Still, if these stores can’t turn a profit, it’s hard not to see that as a reflection of diminished customer purchasing power which in turn implies diminished customer income. I’ve written about related issues in previous posts (Jazz in Crisis Part I and Part II, and Prey For Play), so I won’t go over this in detail. Suffice to say that the entire music industry needs to come to grips with the technological changes that have occurred since the advent of the internet in the 1990s. Some businesses are doing that, which is a good thing. Unfortunately, academia is not following suit. Universities are still training people for careers in orchestras and operas, or to be post-bop jazz players, which is fine, except that the opportunities for income generating careers in those areas are on a steep hairpin diminuendo. To make matters worse, the oversupply of jazz and classical labor is driving down whatever salaries remain.
Back in the 1980s, I worked in various R&B, jazz, and pop bands with a great bassist and guitarist, Gordie Johnson (Big Sugar, Grady). Gordie reveled in being an iconoclast, and one of his provocative sayings back then was “Brass is dead; buy a synthesizer.” Well, it hasn’t quite come to that yet, and I’m sure it never will. The Brasswind and the Woodwind aren’t dead, they’re online. Drummers World is gone, but in its place are dozens of specialty websites that cater to even more exotic and narrow niches.
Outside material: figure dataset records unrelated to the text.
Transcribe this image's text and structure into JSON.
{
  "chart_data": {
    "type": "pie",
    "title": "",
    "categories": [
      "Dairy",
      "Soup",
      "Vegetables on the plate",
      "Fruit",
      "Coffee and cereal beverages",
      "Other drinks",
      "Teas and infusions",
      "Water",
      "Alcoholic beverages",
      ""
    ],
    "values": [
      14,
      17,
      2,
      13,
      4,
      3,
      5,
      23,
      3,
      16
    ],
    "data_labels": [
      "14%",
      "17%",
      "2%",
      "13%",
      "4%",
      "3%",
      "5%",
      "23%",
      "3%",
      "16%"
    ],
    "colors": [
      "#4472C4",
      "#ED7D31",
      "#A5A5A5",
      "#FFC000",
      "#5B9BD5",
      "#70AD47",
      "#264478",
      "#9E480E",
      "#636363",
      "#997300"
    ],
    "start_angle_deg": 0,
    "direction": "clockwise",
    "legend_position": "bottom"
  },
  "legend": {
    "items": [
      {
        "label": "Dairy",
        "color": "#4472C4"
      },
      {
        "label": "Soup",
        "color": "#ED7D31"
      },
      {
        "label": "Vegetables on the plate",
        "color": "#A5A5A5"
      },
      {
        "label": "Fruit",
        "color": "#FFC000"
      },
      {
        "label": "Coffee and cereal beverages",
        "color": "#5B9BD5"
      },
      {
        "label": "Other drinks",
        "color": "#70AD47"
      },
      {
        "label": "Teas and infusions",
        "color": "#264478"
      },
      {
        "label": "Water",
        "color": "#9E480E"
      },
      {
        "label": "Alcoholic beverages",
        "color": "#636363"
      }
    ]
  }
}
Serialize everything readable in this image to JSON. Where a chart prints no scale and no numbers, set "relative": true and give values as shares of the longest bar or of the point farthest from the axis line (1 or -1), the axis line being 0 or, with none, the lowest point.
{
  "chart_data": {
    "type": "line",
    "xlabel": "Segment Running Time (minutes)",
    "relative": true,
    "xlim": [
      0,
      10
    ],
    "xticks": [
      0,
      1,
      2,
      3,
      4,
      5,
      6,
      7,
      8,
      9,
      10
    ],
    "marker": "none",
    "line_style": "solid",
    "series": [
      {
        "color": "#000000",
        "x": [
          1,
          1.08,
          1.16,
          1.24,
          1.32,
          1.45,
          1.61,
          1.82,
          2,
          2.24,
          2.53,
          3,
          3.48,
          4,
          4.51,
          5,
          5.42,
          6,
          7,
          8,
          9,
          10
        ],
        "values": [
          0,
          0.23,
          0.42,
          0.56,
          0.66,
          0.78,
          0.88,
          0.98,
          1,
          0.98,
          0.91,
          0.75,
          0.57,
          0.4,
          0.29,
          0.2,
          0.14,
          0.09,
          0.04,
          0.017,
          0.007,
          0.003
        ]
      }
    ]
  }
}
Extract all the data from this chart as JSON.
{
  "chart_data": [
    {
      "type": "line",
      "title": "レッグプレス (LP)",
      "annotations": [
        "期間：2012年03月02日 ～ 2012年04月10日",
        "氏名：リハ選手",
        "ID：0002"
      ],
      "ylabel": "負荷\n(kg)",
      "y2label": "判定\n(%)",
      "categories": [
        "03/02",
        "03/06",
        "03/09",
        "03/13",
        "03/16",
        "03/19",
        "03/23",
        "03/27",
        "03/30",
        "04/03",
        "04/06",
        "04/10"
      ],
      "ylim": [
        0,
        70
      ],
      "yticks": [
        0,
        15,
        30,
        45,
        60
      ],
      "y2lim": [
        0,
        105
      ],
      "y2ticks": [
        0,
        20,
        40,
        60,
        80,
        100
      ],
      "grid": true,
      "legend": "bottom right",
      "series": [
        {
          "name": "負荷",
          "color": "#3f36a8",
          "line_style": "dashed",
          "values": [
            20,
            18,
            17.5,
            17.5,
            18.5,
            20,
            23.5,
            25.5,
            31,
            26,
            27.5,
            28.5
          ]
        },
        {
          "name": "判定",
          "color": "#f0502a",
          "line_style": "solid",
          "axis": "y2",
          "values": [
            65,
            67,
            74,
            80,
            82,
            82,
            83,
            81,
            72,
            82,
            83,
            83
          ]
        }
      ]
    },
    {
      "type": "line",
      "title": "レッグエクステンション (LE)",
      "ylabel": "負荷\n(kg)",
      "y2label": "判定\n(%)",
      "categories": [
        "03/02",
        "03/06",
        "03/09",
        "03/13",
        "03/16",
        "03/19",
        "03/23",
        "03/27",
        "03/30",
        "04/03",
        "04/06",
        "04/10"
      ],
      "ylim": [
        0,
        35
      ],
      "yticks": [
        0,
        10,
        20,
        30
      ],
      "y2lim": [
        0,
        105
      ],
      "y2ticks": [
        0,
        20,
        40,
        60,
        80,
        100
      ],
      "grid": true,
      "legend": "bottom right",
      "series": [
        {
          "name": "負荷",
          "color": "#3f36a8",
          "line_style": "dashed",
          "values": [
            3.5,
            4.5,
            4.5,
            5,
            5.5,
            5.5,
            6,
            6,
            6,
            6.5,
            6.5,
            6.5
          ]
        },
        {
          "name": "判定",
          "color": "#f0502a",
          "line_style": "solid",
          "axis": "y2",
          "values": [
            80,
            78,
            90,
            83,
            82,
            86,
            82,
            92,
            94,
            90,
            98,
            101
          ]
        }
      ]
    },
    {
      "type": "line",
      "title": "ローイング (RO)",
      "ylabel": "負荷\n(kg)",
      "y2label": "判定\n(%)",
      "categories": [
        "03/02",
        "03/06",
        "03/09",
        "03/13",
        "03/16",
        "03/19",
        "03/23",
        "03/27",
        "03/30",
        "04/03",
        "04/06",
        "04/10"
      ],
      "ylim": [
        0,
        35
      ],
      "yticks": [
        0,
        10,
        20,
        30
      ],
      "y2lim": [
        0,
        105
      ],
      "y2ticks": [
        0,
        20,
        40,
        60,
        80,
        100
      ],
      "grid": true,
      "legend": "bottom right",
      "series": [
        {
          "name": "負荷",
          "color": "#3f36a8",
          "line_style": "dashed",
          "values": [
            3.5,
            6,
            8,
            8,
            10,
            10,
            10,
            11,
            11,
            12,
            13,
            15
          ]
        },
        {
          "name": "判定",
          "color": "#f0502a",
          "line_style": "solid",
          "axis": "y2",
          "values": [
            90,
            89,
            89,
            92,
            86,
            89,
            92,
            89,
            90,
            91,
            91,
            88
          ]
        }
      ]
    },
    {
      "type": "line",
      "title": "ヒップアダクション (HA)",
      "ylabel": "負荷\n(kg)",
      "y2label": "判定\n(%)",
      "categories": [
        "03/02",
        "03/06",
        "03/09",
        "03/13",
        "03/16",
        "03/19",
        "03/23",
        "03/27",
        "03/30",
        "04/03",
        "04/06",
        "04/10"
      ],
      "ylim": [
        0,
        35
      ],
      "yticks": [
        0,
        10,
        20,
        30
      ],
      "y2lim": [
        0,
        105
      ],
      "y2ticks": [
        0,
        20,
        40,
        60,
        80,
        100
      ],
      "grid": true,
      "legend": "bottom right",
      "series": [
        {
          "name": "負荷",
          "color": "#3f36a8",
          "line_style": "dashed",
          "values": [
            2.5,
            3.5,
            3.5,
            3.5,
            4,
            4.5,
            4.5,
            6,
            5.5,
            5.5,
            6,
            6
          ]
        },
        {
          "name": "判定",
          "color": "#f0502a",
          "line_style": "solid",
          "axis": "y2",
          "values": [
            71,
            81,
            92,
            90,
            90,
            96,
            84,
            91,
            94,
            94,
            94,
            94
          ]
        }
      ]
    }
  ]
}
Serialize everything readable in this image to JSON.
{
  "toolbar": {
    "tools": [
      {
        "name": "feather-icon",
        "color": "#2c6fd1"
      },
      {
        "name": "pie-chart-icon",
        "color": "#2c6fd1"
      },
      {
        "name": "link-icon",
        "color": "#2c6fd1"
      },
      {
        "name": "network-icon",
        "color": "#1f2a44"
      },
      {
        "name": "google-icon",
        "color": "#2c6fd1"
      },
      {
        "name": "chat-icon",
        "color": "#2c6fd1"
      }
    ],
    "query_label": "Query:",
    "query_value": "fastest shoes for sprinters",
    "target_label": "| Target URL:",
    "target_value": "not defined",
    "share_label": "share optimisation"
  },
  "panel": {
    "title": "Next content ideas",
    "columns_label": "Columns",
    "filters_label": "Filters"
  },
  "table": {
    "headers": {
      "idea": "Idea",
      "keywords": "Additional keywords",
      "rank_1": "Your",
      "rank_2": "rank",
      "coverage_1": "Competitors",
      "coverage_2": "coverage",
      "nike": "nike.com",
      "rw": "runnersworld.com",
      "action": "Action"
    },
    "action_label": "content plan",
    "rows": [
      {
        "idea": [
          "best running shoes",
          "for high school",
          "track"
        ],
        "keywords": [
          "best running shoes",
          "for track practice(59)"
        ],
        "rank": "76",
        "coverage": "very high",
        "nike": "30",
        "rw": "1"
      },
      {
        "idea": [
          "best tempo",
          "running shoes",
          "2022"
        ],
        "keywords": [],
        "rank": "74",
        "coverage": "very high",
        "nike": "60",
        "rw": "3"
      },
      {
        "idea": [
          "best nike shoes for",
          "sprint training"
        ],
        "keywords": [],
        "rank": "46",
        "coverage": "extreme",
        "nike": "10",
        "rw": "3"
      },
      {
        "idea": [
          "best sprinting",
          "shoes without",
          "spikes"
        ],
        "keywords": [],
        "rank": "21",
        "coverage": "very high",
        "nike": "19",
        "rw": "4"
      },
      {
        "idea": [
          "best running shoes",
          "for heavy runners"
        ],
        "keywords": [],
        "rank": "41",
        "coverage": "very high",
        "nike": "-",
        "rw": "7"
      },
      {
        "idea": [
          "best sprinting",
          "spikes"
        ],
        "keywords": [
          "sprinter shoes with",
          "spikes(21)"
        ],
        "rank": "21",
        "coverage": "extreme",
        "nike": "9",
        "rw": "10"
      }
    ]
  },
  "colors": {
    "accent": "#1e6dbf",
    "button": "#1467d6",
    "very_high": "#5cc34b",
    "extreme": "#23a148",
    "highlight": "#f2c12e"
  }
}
Thus, while the arts bubble bursts, and the tech revolution continues unabated, the music industry restructures itself; from record companies to retailers, new and profitable models are appearing. Pop music groups (and a few classical artists, mostly in the New Music genre, but some orchestras and opera companies as well) are also adapting. The traditional training grounds (colleges and universities), however, have yet to make any major changes to their curricula in response to these enormous changes in the music industry. How will these insulated and famously sclerotic entities respond to the inevitable decreasing enrollment in the coming decades? That’s hard to predict, but respond they will; the Piper, after all, must be paid.